We all experience stress from the demands on our time. The demands from our boss on projects we need to complete yesterday! The demands from our families not only add stress, but sometimes guilt. I should call Aunt Martha, I could have visited cousin Fred while he was in the hospital, and poor second cousin twice removed, Mary living all alone. Of course, Mary probably likes it that way, but you still store the guilt, just in case. During the holidays, demands are compounded due to increasing our social activities, trying to meet year-end deadlines, getting projects ready for launch for the new year, and people who expect to be included in our scope of attention. If ever we need to call on our EQ, it’s during the holidays.
Unless you’ve been living on another planet, you know a little something about Emotional Intelligence (EI).

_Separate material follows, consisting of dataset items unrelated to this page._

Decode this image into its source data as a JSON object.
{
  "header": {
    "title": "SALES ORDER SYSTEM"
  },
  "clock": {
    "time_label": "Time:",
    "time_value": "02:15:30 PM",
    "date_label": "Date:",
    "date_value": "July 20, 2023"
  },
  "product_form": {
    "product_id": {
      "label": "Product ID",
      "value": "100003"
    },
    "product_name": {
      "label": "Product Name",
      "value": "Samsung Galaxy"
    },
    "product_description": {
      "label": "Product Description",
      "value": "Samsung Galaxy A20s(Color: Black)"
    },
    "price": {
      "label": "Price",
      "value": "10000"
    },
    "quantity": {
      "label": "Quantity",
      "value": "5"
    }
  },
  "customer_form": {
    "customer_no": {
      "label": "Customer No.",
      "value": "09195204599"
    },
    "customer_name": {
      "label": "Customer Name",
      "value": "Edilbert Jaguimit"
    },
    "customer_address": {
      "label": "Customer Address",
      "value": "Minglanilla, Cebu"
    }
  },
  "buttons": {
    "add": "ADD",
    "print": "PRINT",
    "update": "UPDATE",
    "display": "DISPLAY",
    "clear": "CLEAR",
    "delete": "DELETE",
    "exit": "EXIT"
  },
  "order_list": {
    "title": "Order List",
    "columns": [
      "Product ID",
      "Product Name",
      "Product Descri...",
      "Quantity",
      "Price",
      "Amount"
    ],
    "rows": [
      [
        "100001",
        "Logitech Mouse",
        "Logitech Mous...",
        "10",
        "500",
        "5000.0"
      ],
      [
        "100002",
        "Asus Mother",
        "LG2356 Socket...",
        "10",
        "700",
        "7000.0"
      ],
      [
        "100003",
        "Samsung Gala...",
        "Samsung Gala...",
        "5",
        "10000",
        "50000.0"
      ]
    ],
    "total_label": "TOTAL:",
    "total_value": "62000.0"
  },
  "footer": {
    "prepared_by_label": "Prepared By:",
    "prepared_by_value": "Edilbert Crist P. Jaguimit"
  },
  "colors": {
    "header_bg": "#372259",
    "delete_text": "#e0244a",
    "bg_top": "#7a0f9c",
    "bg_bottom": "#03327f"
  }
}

Therefore, you no doubt know that EI is important in the workforce and why, that everyone has emotions, how to recognize them in others, and that we, as humans, have certain emotions built in or “hard wired” into us. However, other ideas are now coming to the forefront about these built in emotions.
Daniel Goleman, author of Emotional Intelligence, gives us a set of EI Competencies. They are:
- Social Awareness
- Social Skills
Importance of EI at Work: One source suggests that self-awareness forms the foundation of the other factors. An example is someone who is a bully, or obnoxious, or argumentative, and they are unaware of their behavior. Therefore, none of the other factors will become tools that individual incorporates into his/her coping skills. The behavior will not change, and the office workforce will continue to experience disruption resulting in low morale and poor performance. If the leader is the individual with these types of behaviors and is unaware, crisis can ensue. EI at work remains important. Other ideas have a new spin.

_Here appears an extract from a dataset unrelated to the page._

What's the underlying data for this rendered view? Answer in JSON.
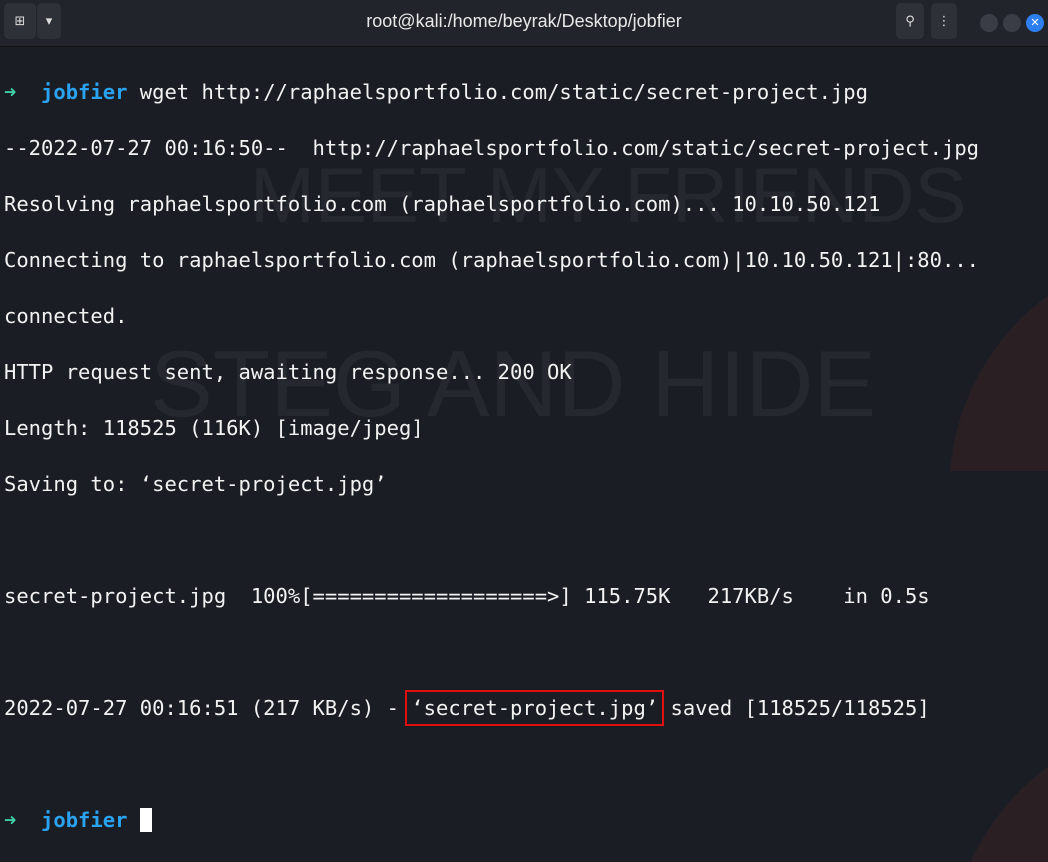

Emotional intelligence is the foundation of sound decision making, which is at the core of consistently high performance. Studies on the impact of emotional intelligence in the workplace emphasize that organizations with higher levels of emotional intelligence reap benefits in productivity and success. Business leaders who use Emotional Quotient expertise to build an emotionally intelligent culture gain a competitive edge for their organization in the marketplace.